Hear, They’re and Everywear

Assorted Poems, Selected poems

I here that their everywear,
those people who don’t know
there their from they’re.

It where’s me down,
they’re choice of word;
there grammar should not be scene
but herd.

For we shall stare at mobile phones

Assorted Poems, Selected poems

Streets shrug as we roam back to our homes,
obstacle courses of lampposts and cones.
For we shall stare at mobile phones.

Landmarks languish and attractions close;
statues, cathedrals, Byzantine domes.
For we shall stare at mobile phones.

Reading gets shelved, poetry and prose,
with the dusty rebuke of neglected tomes.
For we shall stare at mobile phones.

Conversation falters, dries up, unflows,
feelings once said, lie buried, unknown.
For we shall stare at mobile phones.

Yes, we shall stare at mobile phones,
when we’re together and when we’re alone.
For we shall stare at mobile phones.

And when we die, let’s hope they’re thrown
into the pit with our crumbling bones.
So that we might stare at mobile phones.

Orpheus and the Umbroworld

Assorted Poems, Selected poems

Orpheus descends
into the umbroworld

of trackie bottoms
and replica tops,

ragged running shoes
and knee-length socks,

skeleton racks
of shell-suited overstocks,

and sidesteps
the slow shuffle of dead souls

with their tatty dreams
of sunday morning goals,

deadly crossfield passes
and hacky sack skills.

He slays three-headed
Cerberus behind the tills,

who blows bubble gum balloons
from three sullen mouths,

and finds sweet Eurydice
wrapped up in sports towels.

Unlooking, he unravels,
unfetters, unfurls,

ushers her back through
the aisles of Sportsworld,

past gumshields and goggles
and tennis ball canisters,

under the Gods’ watchful eye,
Nike and Adidas.

But, in the security screen
on the threshold,

the face of Eurydice,
he accidentally beholds

and she is suddenly gone
from him forever,

lost in the folds
of a thousand

golf umbrellas.

Do not go, lentil, into that good pie

Assorted Poems, Selected poems

Do not go, lentil, into that good pie
Lest it should burn not bake upon the tray,
Rage, rage against the oven turned too high.

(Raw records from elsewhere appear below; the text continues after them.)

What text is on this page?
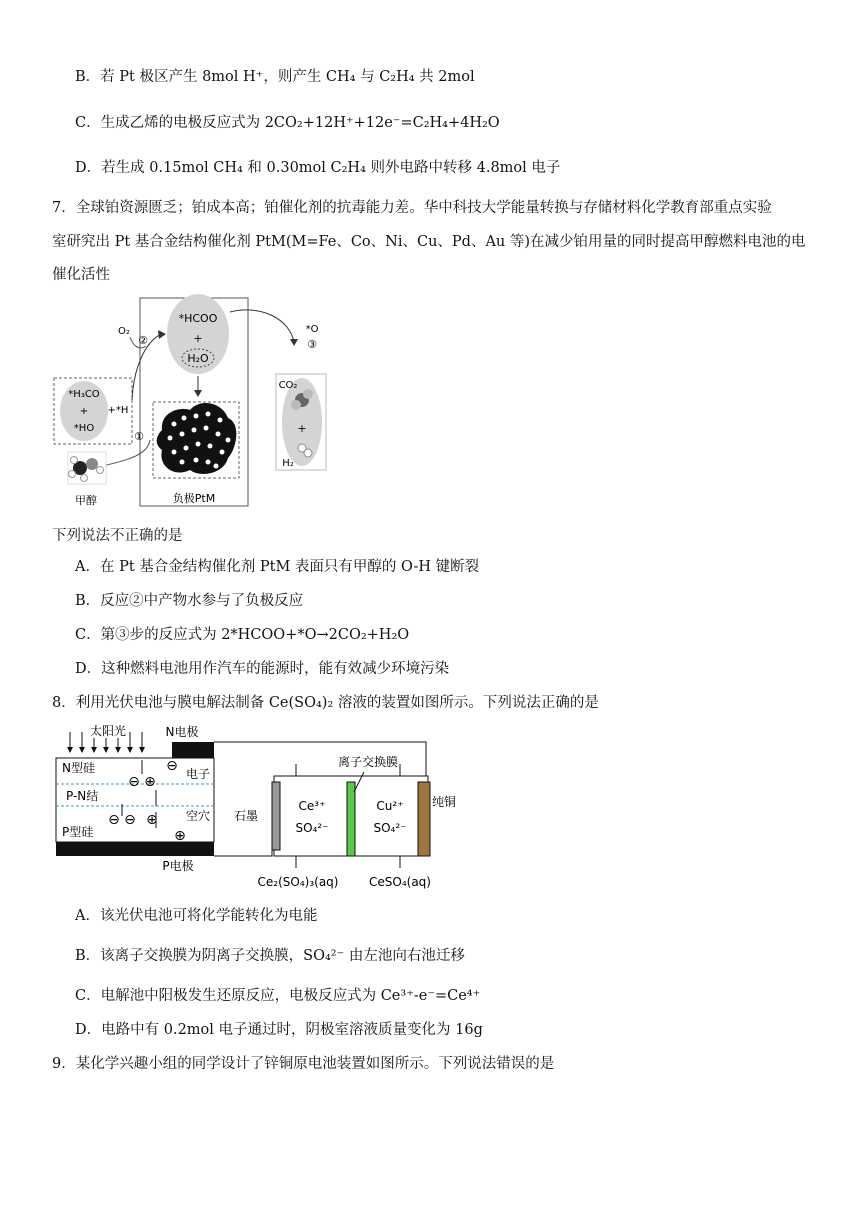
B．若 Pt 极区产生 8mol H⁺，则产生 CH₄ 与 C₂H₄ 共 2mol
C．生成乙烯的电极反应式为 2CO₂+12H⁺+12e⁻=C₂H₄+4H₂O
D．若生成 0.15mol CH₄ 和 0.30mol C₂H₄ 则外电路中转移 4.8mol 电子
7．全球铂资源匮乏；铂成本高；铂催化剂的抗毒能力差。华中科技大学能量转换与存储材料化学教育部重点实验
室研究出 Pt 基合金结构催化剂 PtM(M=Fe、Co、Ni、Cu、Pd、Au 等)在减少铂用量的同时提高甲醇燃料电池的电
催化活性
*HCOO
+
H₂O
负极PtM
*H₃CO
+
*HO
+*H
①
O₂
②
甲醇
*O
③
CO₂
+
H₂
下列说法不正确的是
A．在 Pt 基合金结构催化剂 PtM 表面只有甲醇的 O-H 键断裂
B．反应②中产物水参与了负极反应
C．第③步的反应式为 2*HCOO+*O→2CO₂+H₂O
D．这种燃料电池用作汽车的能源时，能有效减少环境污染
8．利用光伏电池与膜电解法制备 Ce(SO₄)₂ 溶液的装置如图所示。下列说法正确的是
太阳光	N电极
N型硅
P-N结
P型硅
电子
空穴
⊖ ⊕
⊖
⊖ ⊖ ⊕
⊕
P电极
石墨
离子交换膜
纯铜
Ce³⁺
SO₄²⁻
Cu²⁺
SO₄²⁻
Ce₂(SO₄)₃(aq)	CeSO₄(aq)
A．该光伏电池可将化学能转化为电能
B．该离子交换膜为阴离子交换膜，SO₄²⁻ 由左池向右池迁移
C．电解池中阳极发生还原反应，电极反应式为 Ce³⁺-e⁻=Ce⁴⁺
D．电路中有 0.2mol 电子通过时，阴极室溶液质量变化为 16g
9．某化学兴趣小组的同学设计了锌铜原电池装置如图所示。下列说法错误的是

Soybeans and chickpeas may also die
For the pulses quicken upon their way,
Do not go, lentil, into that good pie.

The pastry turns crisp and black as the night
And the scarred legumes turn to darkened grey,
Rage, rage against the oven turned too high.

And so we, like pies, when the end draws nigh,
Have charcoaled remains grieved, too, in a way,
Do not go, lentil, into that good pie.

No, do not go, lentil, into that good pie.
Rage, rage against the oven turned too high.